Shah’s other research focuses on attention deficit hyperactivity disorder (ADHD) in kids and she’s also working with John Jonides and Patricia Reuter-Lorenz in a study with senior citizens and cognitive training. Collaborating with students and colleagues is a highlight for her and she feels lucky to be part of the Department of Psychology community. She also serves as the Director of the Accelerated Master’s Degree Program and Honor’s Program within the department.

She says, “I love interacting with undergrads. My freshman seminar is my favorite class to teach. I love freshman who are enthusiastic and excited about learning and are experiencing this wonderland at the university. I also really love the graduate students.
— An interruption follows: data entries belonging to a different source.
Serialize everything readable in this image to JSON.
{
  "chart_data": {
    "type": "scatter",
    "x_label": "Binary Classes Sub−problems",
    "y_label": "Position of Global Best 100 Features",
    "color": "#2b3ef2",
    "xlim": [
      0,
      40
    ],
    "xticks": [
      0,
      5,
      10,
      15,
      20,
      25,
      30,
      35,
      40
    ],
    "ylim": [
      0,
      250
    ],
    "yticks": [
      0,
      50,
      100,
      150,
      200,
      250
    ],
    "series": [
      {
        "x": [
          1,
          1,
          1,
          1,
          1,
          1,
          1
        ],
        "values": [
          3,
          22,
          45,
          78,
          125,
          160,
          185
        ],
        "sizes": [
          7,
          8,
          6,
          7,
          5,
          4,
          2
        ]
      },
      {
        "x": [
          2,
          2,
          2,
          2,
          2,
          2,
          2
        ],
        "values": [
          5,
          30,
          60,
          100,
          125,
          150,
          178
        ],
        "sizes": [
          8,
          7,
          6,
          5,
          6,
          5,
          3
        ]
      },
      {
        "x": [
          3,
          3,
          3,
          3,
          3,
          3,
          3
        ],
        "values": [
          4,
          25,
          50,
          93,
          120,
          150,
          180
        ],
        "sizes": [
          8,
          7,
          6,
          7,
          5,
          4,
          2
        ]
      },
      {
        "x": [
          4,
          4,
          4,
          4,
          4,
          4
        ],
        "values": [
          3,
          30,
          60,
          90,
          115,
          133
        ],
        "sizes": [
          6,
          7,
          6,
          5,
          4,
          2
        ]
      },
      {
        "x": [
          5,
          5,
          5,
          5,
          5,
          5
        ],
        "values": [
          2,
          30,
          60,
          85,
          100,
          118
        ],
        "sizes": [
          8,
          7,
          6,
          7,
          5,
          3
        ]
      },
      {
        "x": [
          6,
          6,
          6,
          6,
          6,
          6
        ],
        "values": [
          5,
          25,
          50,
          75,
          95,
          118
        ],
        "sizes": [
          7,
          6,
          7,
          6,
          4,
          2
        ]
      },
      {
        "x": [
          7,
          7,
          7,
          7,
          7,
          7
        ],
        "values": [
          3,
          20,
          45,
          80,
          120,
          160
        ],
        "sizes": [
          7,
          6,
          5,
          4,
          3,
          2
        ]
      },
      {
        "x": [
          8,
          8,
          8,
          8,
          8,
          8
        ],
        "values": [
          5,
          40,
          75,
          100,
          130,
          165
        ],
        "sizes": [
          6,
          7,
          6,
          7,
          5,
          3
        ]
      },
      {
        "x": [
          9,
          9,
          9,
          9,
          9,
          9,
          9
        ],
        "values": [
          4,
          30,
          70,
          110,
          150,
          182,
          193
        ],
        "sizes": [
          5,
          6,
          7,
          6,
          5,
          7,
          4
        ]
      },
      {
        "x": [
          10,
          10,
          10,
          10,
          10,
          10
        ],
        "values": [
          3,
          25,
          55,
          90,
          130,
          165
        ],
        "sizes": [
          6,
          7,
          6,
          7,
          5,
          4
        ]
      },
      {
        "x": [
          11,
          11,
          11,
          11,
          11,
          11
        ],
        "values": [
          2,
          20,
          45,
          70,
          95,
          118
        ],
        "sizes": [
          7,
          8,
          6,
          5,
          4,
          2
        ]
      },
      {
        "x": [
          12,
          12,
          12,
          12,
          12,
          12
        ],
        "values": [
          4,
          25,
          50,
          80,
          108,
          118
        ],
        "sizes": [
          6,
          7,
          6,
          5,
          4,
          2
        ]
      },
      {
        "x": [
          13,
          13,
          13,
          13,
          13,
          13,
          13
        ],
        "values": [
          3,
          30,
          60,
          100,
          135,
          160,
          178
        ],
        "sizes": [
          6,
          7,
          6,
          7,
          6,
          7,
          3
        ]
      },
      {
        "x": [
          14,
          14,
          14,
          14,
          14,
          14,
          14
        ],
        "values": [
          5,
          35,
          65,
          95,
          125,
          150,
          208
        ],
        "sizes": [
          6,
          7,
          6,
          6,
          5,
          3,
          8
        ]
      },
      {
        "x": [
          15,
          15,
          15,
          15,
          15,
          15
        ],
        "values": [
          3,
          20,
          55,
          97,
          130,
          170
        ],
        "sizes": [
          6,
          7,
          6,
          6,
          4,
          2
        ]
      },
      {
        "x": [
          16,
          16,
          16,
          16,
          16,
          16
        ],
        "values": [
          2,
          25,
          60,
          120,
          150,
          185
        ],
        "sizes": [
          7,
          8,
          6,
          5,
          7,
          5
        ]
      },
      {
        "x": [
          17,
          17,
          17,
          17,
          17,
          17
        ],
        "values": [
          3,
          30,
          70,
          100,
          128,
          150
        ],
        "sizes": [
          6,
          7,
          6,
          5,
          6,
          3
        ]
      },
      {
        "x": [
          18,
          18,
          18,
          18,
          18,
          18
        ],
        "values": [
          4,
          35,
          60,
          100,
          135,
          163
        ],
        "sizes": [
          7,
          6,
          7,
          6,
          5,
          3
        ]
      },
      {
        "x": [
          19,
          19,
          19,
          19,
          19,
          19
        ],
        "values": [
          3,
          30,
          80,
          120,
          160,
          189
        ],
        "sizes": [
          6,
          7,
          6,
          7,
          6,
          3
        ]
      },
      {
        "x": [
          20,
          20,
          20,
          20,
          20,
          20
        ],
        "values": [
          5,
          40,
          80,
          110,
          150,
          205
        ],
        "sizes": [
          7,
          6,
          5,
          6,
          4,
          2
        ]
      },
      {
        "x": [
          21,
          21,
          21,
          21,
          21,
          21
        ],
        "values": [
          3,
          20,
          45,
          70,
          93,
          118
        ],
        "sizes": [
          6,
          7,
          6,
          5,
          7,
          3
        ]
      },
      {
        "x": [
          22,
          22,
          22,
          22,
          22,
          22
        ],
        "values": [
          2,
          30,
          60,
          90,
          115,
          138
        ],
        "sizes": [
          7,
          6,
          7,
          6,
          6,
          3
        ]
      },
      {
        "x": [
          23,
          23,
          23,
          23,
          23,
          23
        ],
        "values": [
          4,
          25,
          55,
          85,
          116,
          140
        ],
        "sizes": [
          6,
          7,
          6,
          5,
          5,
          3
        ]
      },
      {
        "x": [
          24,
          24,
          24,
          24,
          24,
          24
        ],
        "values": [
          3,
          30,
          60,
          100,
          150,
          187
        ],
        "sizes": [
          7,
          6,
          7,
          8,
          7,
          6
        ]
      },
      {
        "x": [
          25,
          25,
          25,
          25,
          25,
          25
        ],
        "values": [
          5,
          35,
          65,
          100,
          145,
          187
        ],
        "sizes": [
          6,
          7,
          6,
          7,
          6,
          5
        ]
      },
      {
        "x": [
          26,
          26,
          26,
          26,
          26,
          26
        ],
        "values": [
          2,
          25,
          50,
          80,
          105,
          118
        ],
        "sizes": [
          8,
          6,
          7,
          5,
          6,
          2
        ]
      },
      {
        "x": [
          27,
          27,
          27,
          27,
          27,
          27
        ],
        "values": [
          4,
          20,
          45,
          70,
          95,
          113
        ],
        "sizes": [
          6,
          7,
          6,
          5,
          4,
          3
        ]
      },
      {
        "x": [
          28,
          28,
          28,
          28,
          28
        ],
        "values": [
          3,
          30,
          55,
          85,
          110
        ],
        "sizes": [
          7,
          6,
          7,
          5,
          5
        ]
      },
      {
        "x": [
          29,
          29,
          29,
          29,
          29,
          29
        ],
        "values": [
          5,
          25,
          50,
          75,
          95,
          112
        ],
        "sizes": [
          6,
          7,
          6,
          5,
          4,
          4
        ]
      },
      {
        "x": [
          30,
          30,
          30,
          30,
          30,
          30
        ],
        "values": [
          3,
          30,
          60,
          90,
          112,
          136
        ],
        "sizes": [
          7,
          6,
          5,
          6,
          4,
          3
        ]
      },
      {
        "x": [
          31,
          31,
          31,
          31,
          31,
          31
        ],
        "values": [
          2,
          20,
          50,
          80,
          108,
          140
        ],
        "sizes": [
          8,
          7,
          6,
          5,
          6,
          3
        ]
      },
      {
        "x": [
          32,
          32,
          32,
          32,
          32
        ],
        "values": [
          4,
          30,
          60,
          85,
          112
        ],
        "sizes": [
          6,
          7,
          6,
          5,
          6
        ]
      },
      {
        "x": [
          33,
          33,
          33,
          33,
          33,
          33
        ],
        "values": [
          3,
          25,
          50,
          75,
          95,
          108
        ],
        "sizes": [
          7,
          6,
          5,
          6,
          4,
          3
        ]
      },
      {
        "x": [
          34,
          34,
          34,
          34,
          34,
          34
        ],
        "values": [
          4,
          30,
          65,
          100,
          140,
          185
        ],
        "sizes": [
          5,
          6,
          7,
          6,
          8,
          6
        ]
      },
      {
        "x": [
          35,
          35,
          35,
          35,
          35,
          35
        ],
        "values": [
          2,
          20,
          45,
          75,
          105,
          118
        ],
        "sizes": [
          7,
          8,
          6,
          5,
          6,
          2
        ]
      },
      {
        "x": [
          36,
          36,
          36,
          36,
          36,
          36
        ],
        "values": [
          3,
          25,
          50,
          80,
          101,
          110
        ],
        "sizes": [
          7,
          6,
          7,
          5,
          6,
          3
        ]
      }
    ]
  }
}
Being in a place where there’s lots of smart, interesting, thoughtful and caring people makes me feel fortunate every day. I keep learning from other people here and people care about our mission.”

Her advice to psychology students doing research is two-fold. “Follow what intrigues you: you should feel like you’re answering questions that are interesting to you. Second, you should also think very critically about what the implications of your research will be. It is the scientist’s responsibility to be thoughtful about making claims about policy and practice based on their research.  Going too far beyond the evidence, without providing appropriate caveats and context, is problematic,” she says.